I was a chubby kid who grew into a fat adult. By the time I had graduated high school, I had ballooned to 270lbs. I struggled to lose the weight for several years until 2012 when I started following the keto diet.
My weight fell to around 195lbs with little effort and stayed there for quite a while. During that time, I moved to Rio de Janeiro, Brazil, where I lived for almost three years. When I returned in 2016, the stress of reverse culture shock and my renewed ability to buy cheap garbage food fattened me up again. And so my interest returns to the keto diet, on which I’ve lost nearly 40 pounds in the last 3 months.
The world of weight loss is a tough one to navigate. People aren’t so keen on hearing the truth if the truth is hard, unflattering, and inconvenient. In that case, they’d prefer to be coddled and marketed to. That means the weight loss industry, at least in its most mainstream incarnation, is less about losing weight and more about deflecting blame, blinding people with complicated "science", and selling overpriced, ineffective—or worse, counterproductive—snake oil.
I’ve fallen for it before. You’ve probably fallen for it before. In a misguided attempt to regain our health, we end up buying a special brand of fat-free potato chips and counting out exact portions of 12. Or we pay $300 a month to have someone send us bland prepackaged frankenfood. Or we join a gym and walk on a treadmill for an hour a day, imagining that’s the best way to lose fat.
It’s all smoke and mirrors, though.
The people taking our money are the ones we can’t trust about these things. We need to hear the hard truth and we need to know what actually works. And you probably already know what works.
Eat the right things and eat less of them. But the right things might not be what you think they are.
Before I go on, let me say that I’m not a medical doctor and I’m not advising you to do anything I’m writing about. I’m describing what I did. Talk to your doctor before you do anything.
My Experience with the Keto Diet
I had tried to lose weight from 2005 to 2011 without any real luck. The scale might drop 10 pounds every once in a while, but it shot up another 20 not long after. Instead of actually caring about my health, developing the right mindset, overcoming gluttonous tendencies, and tackling the issue at its deepest depths, I fell into a cycle of needless deprivation followed by an inescapable breaking point followed by overwhelming guilt.
The conventional American diet.
I bought all the gimmicky foods, books, and contraptions they recommended on The Biggest Loser. (Verdict: Don’t.) I had spells where I ate nothing but Lean Cuisine and drank nothing but Diet Mountain Dew. I purchased a deeply discounted, defective version of P90X from Thailand because I was convinced it would solve all my problems. I read The Maker’s Diet, The Abs Diet, and any other book with diet in the title. I watched Fat, Sick and Nearly Dead, which appears to be a documentary but is actually a stealth infomercial for juicers. Then I went out and bought a juicer. (Verdict: Don’t.)
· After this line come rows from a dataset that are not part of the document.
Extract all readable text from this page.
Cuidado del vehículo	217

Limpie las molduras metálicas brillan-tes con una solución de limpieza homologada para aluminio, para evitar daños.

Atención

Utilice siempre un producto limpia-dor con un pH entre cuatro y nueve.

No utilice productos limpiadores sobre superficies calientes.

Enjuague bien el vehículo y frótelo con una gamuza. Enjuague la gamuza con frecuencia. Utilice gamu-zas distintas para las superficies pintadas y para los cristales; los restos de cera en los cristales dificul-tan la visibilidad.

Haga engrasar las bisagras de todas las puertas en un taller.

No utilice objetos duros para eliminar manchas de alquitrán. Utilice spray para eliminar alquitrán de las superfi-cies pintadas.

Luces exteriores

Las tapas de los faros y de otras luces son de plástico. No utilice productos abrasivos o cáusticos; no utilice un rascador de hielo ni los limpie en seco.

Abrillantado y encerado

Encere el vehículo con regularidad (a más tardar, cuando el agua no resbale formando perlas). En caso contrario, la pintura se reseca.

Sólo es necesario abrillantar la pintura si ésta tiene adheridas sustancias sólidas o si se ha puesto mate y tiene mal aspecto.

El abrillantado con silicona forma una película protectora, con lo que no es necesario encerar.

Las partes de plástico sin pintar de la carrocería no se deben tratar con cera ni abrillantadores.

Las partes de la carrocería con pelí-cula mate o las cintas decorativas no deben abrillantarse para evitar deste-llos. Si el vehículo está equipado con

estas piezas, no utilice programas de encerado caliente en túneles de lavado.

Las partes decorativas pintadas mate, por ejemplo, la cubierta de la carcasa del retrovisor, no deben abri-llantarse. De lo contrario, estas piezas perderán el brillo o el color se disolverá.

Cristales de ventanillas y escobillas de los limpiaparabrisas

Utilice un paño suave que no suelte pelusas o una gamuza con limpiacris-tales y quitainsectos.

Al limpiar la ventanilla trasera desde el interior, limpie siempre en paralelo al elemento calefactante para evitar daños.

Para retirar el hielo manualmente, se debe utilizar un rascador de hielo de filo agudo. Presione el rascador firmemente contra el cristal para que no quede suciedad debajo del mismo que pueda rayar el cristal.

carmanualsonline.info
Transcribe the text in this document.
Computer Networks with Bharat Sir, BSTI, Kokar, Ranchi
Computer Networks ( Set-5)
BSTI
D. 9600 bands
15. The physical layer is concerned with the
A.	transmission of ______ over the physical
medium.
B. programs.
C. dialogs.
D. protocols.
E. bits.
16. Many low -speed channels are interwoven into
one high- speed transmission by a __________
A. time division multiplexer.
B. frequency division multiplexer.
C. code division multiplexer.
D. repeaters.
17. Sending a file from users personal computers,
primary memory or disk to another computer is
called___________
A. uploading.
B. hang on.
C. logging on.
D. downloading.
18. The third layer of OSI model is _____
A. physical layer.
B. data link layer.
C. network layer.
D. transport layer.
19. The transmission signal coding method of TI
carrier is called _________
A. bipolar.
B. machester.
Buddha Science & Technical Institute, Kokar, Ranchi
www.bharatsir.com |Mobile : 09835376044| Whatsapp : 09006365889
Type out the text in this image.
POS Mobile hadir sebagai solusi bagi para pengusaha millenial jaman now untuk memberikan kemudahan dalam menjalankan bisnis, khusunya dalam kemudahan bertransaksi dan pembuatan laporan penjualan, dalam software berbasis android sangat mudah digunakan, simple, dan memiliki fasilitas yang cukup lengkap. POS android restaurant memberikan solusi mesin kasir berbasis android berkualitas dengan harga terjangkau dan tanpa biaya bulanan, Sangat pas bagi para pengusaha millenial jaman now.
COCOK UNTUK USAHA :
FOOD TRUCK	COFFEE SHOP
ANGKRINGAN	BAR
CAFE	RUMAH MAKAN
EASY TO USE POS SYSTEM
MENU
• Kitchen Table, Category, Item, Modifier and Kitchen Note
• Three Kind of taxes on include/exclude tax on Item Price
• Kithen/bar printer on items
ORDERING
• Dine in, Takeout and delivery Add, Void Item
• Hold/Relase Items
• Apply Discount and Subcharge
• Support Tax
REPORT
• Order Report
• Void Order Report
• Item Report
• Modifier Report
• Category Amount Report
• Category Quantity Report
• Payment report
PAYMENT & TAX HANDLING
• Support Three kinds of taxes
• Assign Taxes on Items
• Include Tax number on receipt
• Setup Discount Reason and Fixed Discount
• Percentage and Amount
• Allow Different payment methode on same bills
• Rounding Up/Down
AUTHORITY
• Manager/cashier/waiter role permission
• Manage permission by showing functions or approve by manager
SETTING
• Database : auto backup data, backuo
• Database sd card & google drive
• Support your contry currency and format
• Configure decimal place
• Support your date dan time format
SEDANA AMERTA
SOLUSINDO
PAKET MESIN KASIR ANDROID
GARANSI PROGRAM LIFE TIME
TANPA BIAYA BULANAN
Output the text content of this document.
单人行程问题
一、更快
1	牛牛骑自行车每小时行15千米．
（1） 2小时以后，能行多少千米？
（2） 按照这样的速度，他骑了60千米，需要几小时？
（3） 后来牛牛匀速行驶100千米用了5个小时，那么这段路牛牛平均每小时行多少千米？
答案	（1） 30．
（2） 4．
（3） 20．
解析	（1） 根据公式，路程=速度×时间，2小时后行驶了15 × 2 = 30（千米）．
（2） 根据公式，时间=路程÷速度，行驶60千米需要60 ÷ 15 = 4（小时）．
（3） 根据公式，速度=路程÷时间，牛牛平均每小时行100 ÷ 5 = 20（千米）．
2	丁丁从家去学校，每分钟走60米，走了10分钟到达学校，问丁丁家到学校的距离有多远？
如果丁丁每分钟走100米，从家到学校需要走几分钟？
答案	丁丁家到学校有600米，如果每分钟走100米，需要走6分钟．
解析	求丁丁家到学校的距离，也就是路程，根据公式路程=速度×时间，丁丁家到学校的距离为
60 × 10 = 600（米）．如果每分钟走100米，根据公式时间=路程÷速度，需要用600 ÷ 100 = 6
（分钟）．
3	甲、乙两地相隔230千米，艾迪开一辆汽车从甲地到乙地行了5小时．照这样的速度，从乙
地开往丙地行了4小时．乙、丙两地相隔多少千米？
This carried on for a long time. I never actually believed I’d be able to lose weight. A series of failures will do that to a man. I thought I was doomed to this endless cycle and no success.
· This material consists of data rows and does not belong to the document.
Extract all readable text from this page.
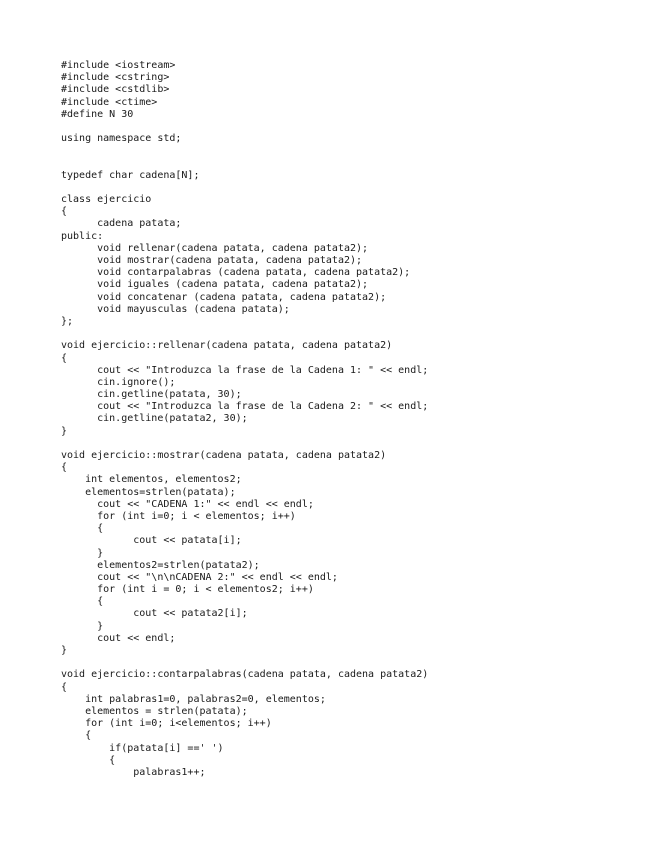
#include <iostream>
#include <cstring>
#include <cstdlib>
#include <ctime>
#define N 30
using namespace std;
typedef char cadena[N];
class ejercicio
{
cadena patata;
public:
void rellenar(cadena patata, cadena patata2);
void mostrar(cadena patata, cadena patata2);
void contarpalabras (cadena patata, cadena patata2);
void iguales (cadena patata, cadena patata2);
void concatenar (cadena patata, cadena patata2);
void mayusculas (cadena patata);
};
void ejercicio::rellenar(cadena patata, cadena patata2)
{
cout << "Introduzca la frase de la Cadena 1: " << endl;
cin.ignore();
cin.getline(patata, 30);
cout << "Introduzca la frase de la Cadena 2: " << endl;
cin.getline(patata2, 30);
}
void ejercicio::mostrar(cadena patata, cadena patata2)
{
int elementos, elementos2;
elementos=strlen(patata);
cout << "CADENA 1:" << endl << endl;
for (int i=0; i < elementos; i++)
{
cout << patata[i];
}
elementos2=strlen(patata2);
cout << "\n\nCADENA 2:" << endl << endl;
for (int i = 0; i < elementos2; i++)
{
cout << patata2[i];
}
cout << endl;
}
void ejercicio::contarpalabras(cadena patata, cadena patata2)
{
int palabras1=0, palabras2=0, elementos;
elementos = strlen(patata);
for (int i=0; i<elementos; i++)
{
if(patata[i] ==' ')
{
palabras1++;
A turning point came when a friend introduced me to Mark’s Daily Apple, a blog by Mark Sisson that focuses on eating real food. It was the first time I had stumbled into a health and fitness community that wasn’t trying to sell me anything. Of course, there are products related to eating real food, but you didn’t need to buy anything to eat real food. They were giving away all the essential information for free. It wasn’t a gimmick. There wasn’t a book that had "all the secrets" in it. If I wanted to know the exact rules of successful weight loss, they were right there on the site. Freely available. Free to use. No need to join a website or buy a DVD or put cucumbers in a $99 juicer (I cannot emphasize enough how awful juicers are.)
The advice amounted to what I wrote above. Eat the right things and eat less of them.
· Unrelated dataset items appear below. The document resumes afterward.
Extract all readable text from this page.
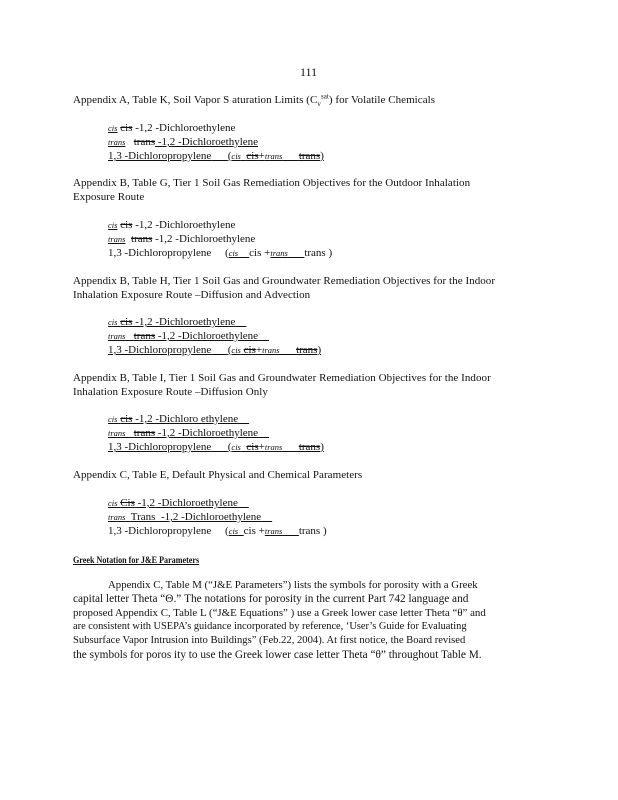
111
Appendix A, Table K, Soil Vapor S aturation Limits $(C_v^{sat})$ for Volatile Chemicals
cis cis -1,2 -Dichloroethylene
trans trans -1,2 -Dichloroethylene
1,3 -Dichloropropylene (cis cis+trans trans)
Appendix B, Table G, Tier 1 Soil Gas Remediation Objectives for the Outdoor Inhalation
Exposure Route
cis cis -1,2 -Dichloroethylene
trans trans -1,2 -Dichloroethylene
1,3 -Dichloropropylene (cis__cis +trans___trans )
Appendix B, Table H, Tier 1 Soil Gas and Groundwater Remediation Objectives for the Indoor
Inhalation Exposure Route –Diffusion and Advection
cis cis -1,2 -Dichloroethylene
trans trans -1,2 -Dichloroethylene
1,3 -Dichloropropylene (cis cis+trans trans)
Appendix B, Table I, Tier 1 Soil Gas and Groundwater Remediation Objectives for the Indoor
Inhalation Exposure Route –Diffusion Only
cis cis -1,2 -Dichloro ethylene
trans trans -1,2 -Dichloroethylene
1,3 -Dichloropropylene (cis cis+trans trans)
Appendix C, Table E, Default Physical and Chemical Parameters
cis Cis -1,2 -Dichloroethylene
trans Trans  -1,2 -Dichloroethylene
1,3 -Dichloropropylene (cis_cis +trans___trans )
Greek Notation for J&E Parameters
Appendix C, Table M (“J&E Parameters”) lists the symbols for porosity with a Greek
capital letter Theta “Θ.” The notations for porosity in the current Part 742 language and
proposed Appendix C, Table L (“J&E Equations” ) use a Greek lower case letter Theta “θ” and
are consistent with USEPA’s guidance incorporated by reference, ‘User’s Guide for Evaluating
Subsurface Vapor Intrusion into Buildings” (Feb.22, 2004). At first notice, the Board revised
the symbols for poros ity to use the Greek lower case letter Theta “θ” throughout Table M.
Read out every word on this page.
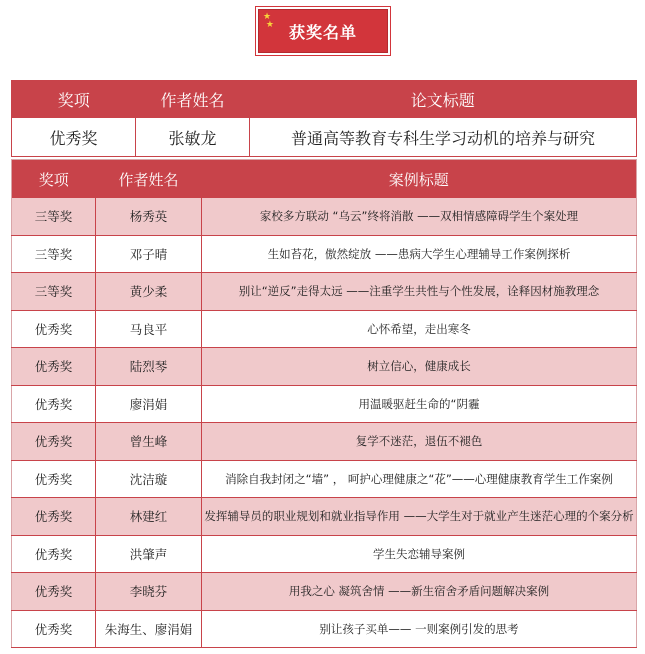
★
★ 获奖名单
奖项	作者姓名	论文标题
优秀奖	张敏龙	普通高等教育专科生学习动机的培养与研究
奖项	作者姓名	案例标题
三等奖	杨秀英	家校多方联动 “乌云”终将消散 ——双相情感障碍学生个案处理
三等奖	邓子晴	生如苔花，傲然绽放 ——患病大学生心理辅导工作案例探析
三等奖	黄少柔	别让“逆反”走得太远 ——注重学生共性与个性发展，诠释因材施教理念
优秀奖	马良平	心怀希望，走出寒冬
优秀奖	陆烈琴	树立信心，健康成长
优秀奖	廖涓娟	用温暖驱赶生命的“阴霾
优秀奖	曾生峰	复学不迷茫，退伍不褪色
优秀奖	沈洁璇	消除自我封闭之“墙” ， 呵护心理健康之“花”——心理健康教育学生工作案例
优秀奖	林建红	发挥辅导员的职业规划和就业指导作用 ——大学生对于就业产生迷茫心理的个案分析
优秀奖	洪肇声	学生失恋辅导案例
优秀奖	李晓芬	用我之心 凝筑舍情 ——新生宿舍矛盾问题解决案例
优秀奖	朱海生、廖涓娟	别让孩子买单—— 一则案例引发的思考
This made Mark and his approach trustworthy from the start. Here was a guy giving me some advice, saying do this, this, and this for a month and see what happens.
And that’s what I did.
Mark’s approach is primal or paleolithic, which in practice means you eat real, whole, unprocessed foods minus grains, dairy, and beans. The primal/paleo approach is separate from the keto diet, but because of its suggested restrictions, I accidentally started following the keto diet. I didn’t know that’s what I was doing or that it had a name. But I liked the results.
From December 11, 2011 to January 11, 2012, I went from 252lbs to 229lbs. Then I changed things up a little bit, and the results were far less dramatic. I didn’t really know why. By July, I had finally come across the keto diet proper and could begin to understand exactly why I had seen so much success in December.
With my newfound knowledge, I began to specifically follow the keto diet. From July to August, I dropped from 219lbs and 35% body fat to 195lbs and 28% body fat. Most importantly, the process felt effortless.
Those results probably sound pretty good to you, especially combined with effortlessness. So then, what is the keto diet?
What is the Keto Diet?
Typically, your body takes the carbohydrates you eat and converts them into glucose, which it then transports all around your body for energy. That means most of the time your body is fueled by carbs, it’s fueled by an energy source you’ve very recently provided it. If you’ve got a lot of excess fat (which is stored energy), this is problematic. You have plenty of stored fuel for your body to use, but it prefers carbs and the resulting glucose.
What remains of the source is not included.